5. bis 6. Wochenende
An diesen beiden Wochenenden beschäftigen wir uns mit Psychomotorischer Diagnostik (von der störungsspezifischen Motodiagnostik, über förderdiagnostische Überlegungen zu einer prozess- und gruppenorientierten psychomotorischen Diagnostik) und darauf aufbauender Planung von Psychomotorik-Stunden sowie besonderen Themen der Psychomotorik und angrenzender Gebiete. Mit Bezug auf unsere psychomotorische Praxis, der Methodik und Didaktik von Psychomotorik, beschäftigen wir uns mit der psychomotorischen Arbeit in unterschiedlichem Alter (vom Säuglings- zum Seniorenalter) und mit unterschiedlichen Auffälligkeiten, z.B. mit Kindern, die ‘stören’ (u.a. sog. ADHS-Kinder). Wir verknüpfen die ADHS-Problematik gern mit dem Ansatz von Chaos-Theorie, Systemtheorie und konstruktivistischer Sichtweise, entwickeln den Blick zu Psychomotorik, Salutogenese und Resilienz, allg. zu der Bedeutung von Schutzfaktoren für kindliche Entwicklung.

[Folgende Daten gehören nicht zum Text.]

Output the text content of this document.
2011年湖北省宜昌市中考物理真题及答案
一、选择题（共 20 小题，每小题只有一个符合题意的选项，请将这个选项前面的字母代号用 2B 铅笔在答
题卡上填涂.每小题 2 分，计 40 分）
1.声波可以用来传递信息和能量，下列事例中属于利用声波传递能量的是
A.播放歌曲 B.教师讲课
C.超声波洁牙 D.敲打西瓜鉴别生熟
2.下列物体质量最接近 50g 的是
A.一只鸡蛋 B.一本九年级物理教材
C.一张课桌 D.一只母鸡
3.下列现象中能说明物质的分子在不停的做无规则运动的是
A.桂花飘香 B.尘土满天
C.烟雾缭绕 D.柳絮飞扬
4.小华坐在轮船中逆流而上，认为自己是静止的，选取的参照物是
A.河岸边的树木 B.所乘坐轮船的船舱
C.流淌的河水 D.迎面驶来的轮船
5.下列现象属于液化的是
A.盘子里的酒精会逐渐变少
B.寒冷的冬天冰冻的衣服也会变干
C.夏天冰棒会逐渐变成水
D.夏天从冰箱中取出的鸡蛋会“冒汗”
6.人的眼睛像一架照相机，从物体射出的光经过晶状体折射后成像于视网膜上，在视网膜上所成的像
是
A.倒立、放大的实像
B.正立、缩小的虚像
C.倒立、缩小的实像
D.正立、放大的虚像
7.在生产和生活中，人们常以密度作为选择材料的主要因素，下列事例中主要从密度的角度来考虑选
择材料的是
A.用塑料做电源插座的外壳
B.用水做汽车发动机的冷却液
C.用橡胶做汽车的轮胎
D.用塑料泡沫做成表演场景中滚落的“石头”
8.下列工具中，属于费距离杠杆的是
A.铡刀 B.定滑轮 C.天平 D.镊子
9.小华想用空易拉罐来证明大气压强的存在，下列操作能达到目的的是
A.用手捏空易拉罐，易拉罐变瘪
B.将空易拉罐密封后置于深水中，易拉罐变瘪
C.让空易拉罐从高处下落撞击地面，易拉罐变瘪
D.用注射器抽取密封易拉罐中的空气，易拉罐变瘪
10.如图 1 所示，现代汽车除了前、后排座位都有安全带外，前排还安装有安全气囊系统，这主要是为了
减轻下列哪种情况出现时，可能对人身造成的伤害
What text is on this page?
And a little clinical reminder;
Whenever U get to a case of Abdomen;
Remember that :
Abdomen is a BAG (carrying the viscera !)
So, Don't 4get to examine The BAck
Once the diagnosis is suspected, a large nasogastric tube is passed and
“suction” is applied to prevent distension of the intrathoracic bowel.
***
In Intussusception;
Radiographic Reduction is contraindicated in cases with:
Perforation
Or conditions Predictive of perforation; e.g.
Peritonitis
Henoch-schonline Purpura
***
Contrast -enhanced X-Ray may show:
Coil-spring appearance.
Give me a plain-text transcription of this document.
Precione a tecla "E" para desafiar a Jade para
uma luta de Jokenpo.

Psychomotorik verstehen wir als eine ressourcenorientierte Arbeit. In diesem Zusammenhang werden auch Formen der Zusammenarbeit mit Eltern, Vernetzungsinitiativen und der Ansatz von transversalem Denken thematisiert. Wie kann Psychomotorik als Konzept in einer Einrichtung Platz finden? Wie kann die Zusammenarbeit im Team und mit unterschiedlichen Berufsgruppen gelingen? Wie können Psychomotorische Vereine gegründet werden? Wo gibt es psychomotorische Arbeitsmöglichkeiten? Was kann ich mit der ‘Zusatzqualifikation Psychomotorik’ anfangen? Wie kann ich mich professionalisieren? Weshalb ist Supervision sinnvoll, wie klappt Intervision ...?
7. Wochenende
An diesen beiden Abschlusstagen (Freitag 15 Uhr bis Samstag ca. 17 Uhr) supervidieren wir psychomotorische Praxis anhand von Videobeispielen der TeilnehmerInnen. Unser Ansatzpunkt: “Niemand wird beschämt!” wird besonders auch hier als Leitlinie verdeutlicht: Es geht uns nicht um ein ‘richtig’ oder ‘falsch’, ‘gut’ oder ‘schlecht’. Wert dieser beiden Tage ist eher die Sichtbarmachung unterschiedlicher Ansätze von psychomotorischer Arbeit, die mal mehr rhythmisch, von Musik getragen, oder sportlich, oder mehr mit dem Focus auf der Beziehungsarbeit mit dem einzelnen Kind, oder mal mehr gruppenbezogen ihren Ausdruck findet. Wo institutionell (in Kindergarten, Schule, Heim, Praxis, Krankenhaus, Psychiatrie...), unter welchen Bedingungen (räumlich, zeitlich, organisatorisch) und mit welchem Klientel wird Psychomotorik angeboten? Egal, mit welcher inhaltlichen Schwerpunktsetzung oder mit welcher Zielgruppe - hier erkennen wir das Wertvolle und Zentrale der Psychomotorik: die Haltung zum Menschen, die besonders am Kind orientierte Gestaltung von Raum und Zeit, die prozessorientierte diagnostische Begleitung machen die Professionalität unserer Praxis aus. Die Rückmeldung der Videoarbeit wird daher in Form von Profiziten gegeben, was die jeweilige Psychomotorik ist und was die eigene Praxis bestimmt. Die Gesamtreflexion der Kursreihe schließt mit der feierlichen Übergabe der Zertifikate ab.